Didn't have a camera by my side this time/Hoping I would see the world through both my eyes/Maybe I will tell you all about it when I'm in the mood to lose my way with words -- John Mayer
I've been forgetting my camera a lot lately. For the last week or so, the same scenario has been playing itself out over and over again.
We get halfway to wherever we're headed.
Andy: Did you bring the camera?
Ada: No . . ..
I don't really have an excuse for forgetting it. It has a snazzy new Duluth pack case, which makes it easy to throw the camera in the boat, truck, or over my shoulder. But maybe the past week straight of rain and drizzle has left me feeling visually uninspired. No matter what happens lately, I can't seem to remember my camera until it's too late to turn around and go fetch it.
And when I don't have your camera with, sometimes it feels like I'm missing things. Without a camera to capture the views we found when we clamored to lake's highest point at sunset, how can I share what it felt like to pull myself up the charred, shattered granite cliff face to find the lake and all its islands spilling out before me under a rose color sky. Does it even make sense if I tell about the stark cliff we found on yesterday's hike with such straight, sharp edges it looked like we'd stumbled into some Aztec or Inca realm?
Without the pictures to prove I saw it, it gets harder to share my experiences and make them immediate and real. But that doesn't mean I'm missing anything.
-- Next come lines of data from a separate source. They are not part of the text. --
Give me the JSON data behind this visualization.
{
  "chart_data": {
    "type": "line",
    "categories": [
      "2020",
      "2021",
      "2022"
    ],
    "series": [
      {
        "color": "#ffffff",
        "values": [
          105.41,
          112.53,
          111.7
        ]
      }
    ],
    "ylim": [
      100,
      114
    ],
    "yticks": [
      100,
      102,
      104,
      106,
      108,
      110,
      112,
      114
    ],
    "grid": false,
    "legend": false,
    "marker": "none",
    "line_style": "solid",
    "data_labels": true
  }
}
I'm still seeing it. By not having my camera with, I'm forced to remember more than just the image.
I have to remember the sweet little cheeps coming from the two grouse nests we've stumbled upon in the past few days, as well as the sight of agitated Mama Grouse, neck all puffed out, trying to defend her little cheepers (baby grouse). I can tell you about the rain, but what I really remember is the cold feeling of water instantly gushing into my old, tired tennis shoes as I soon as I set foot on the overgrown path on yesterday's hike and the squelching feeling of water squishing between my toes with each step I took. I could tell you the midseason wildflowers are in full swing, or I could tell you about gathering bright red wintergreen berries in my palm while batting off buzzing mosquitoes divebombing my head, taking a moment to hold the berries close to my face so I could breath in their minty smell.
I'm seeing plenty these days. And for the time being, I'm trying to see it with both my eyes.